When business-performance dashboards began to appear a few years ago, they were positioned as a way to put key business data into executives’ and managers’ hands, a neat approach to presenting the analysis that business-intelligence (BI) software packages had produced. Graphs, charts, and other forms of data visualization were gathered into a single, summarized view, replacing the usual rows-and-columns presentation style of a typical BI report.
Since then, dashboards have become more flexible and useful, providing an ever-widening range of at-a-glance reality checks, a quick way to gauge everything from the performance of individual employees to the financial or operational health of a business unit. (For an example, see “BI Dashboards at a Glance.”) What’s more, managers are taking advantage of the interactive capability of dashboards to drill down and study the root causes behind an anomalous trend. And, analysts say, adoption of the technology is accelerating as users become more aware of its capabilities.
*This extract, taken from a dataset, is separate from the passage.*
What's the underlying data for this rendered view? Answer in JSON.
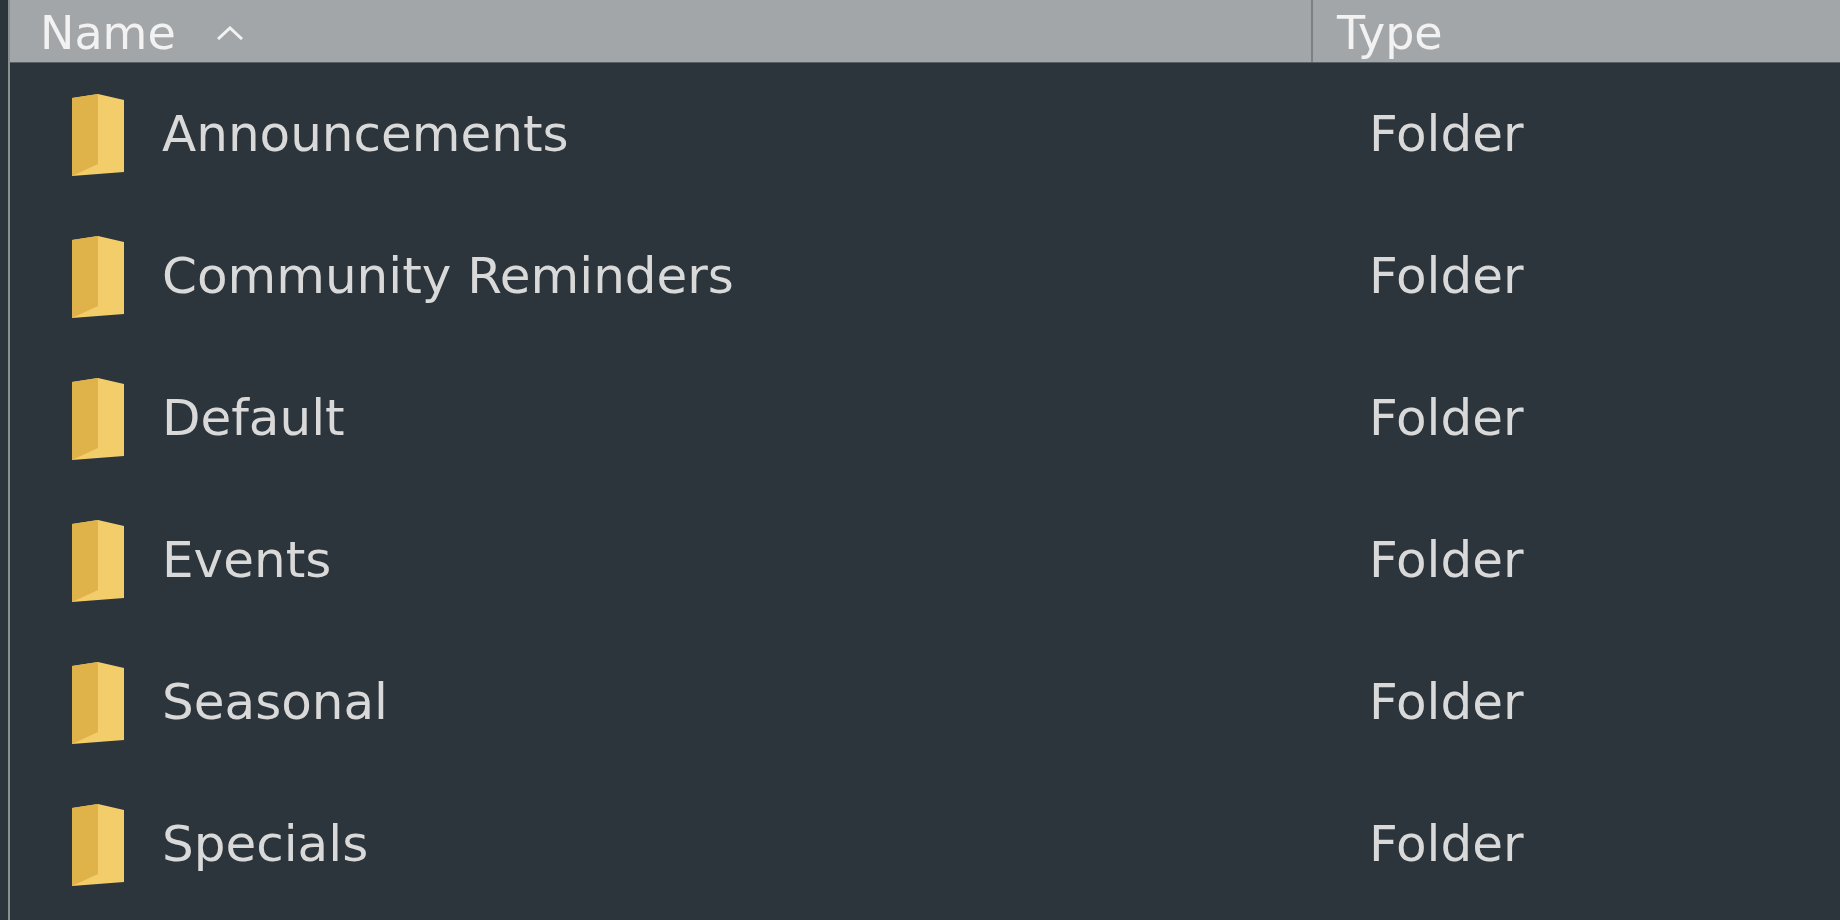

One driving force behind dashboards is the desire to put BI functionality — the ability to sort through data from various sources and arrive at actionable conclusions — into the hands of workers who are not trained business analysts or computer power users. Doctors, for example. “Our staff is able to rely on predefined targets and thresholds to see where they are falling short,” says Jonathan Rothman, director of data management at Emergency Medical Associates (EMA), a physician-owned medical group that manages emergency rooms for hospitals in New York and New Jersey. See is the operative word there, as the system that Rothman describes presents physicians with bar-code graphs of daily, week-to-date, and month-to-date information. By simply clicking on certain components of that visual presentation, users can, as Rothman says, “get a more interactive view of the data. That way, a physician can figure out why he or she didn’t reach certain performance goals.”
As an example, Rothman cites a performance measure called “left without being seen.” In hospital parlance, this means the patient came to the emergency room and waited, but finally left the facility, presumably to seek care elsewhere. “Some people arrive, get frustrated with the wait, and walk out the door,” he says. Not surprisingly, the rates at which people leave without being seen vary according to the type of facility — urban versus rural. Thus, the target threshold may vary. “In some cases, if two percent walk out, you’re happy,” says Rothman. “But elsewhere, it may be that you’re unhappy if half a percent walk out. Knowing the location of the facility makes the metrics more meaningful.”
Simply having this measure at their fingertips helps EMA’s physicians be more effective, he adds. If a facility exceeds its threshold for the number of patients who left without being seen, it means the service at that location is too slow and changes must be made. Physicians at that facility automatically receive E-mail messages alerting them that the facility has fallen below the performance threshold. “I used to have to sit down with doctors and review the data,” explains Rothman. The dashboard data and the alert, of course, are only a first step when it comes to achieving a certain performance level. “People must be able to see why the facility missed the threshold,” he says, “and what they should change to achieve our goals.”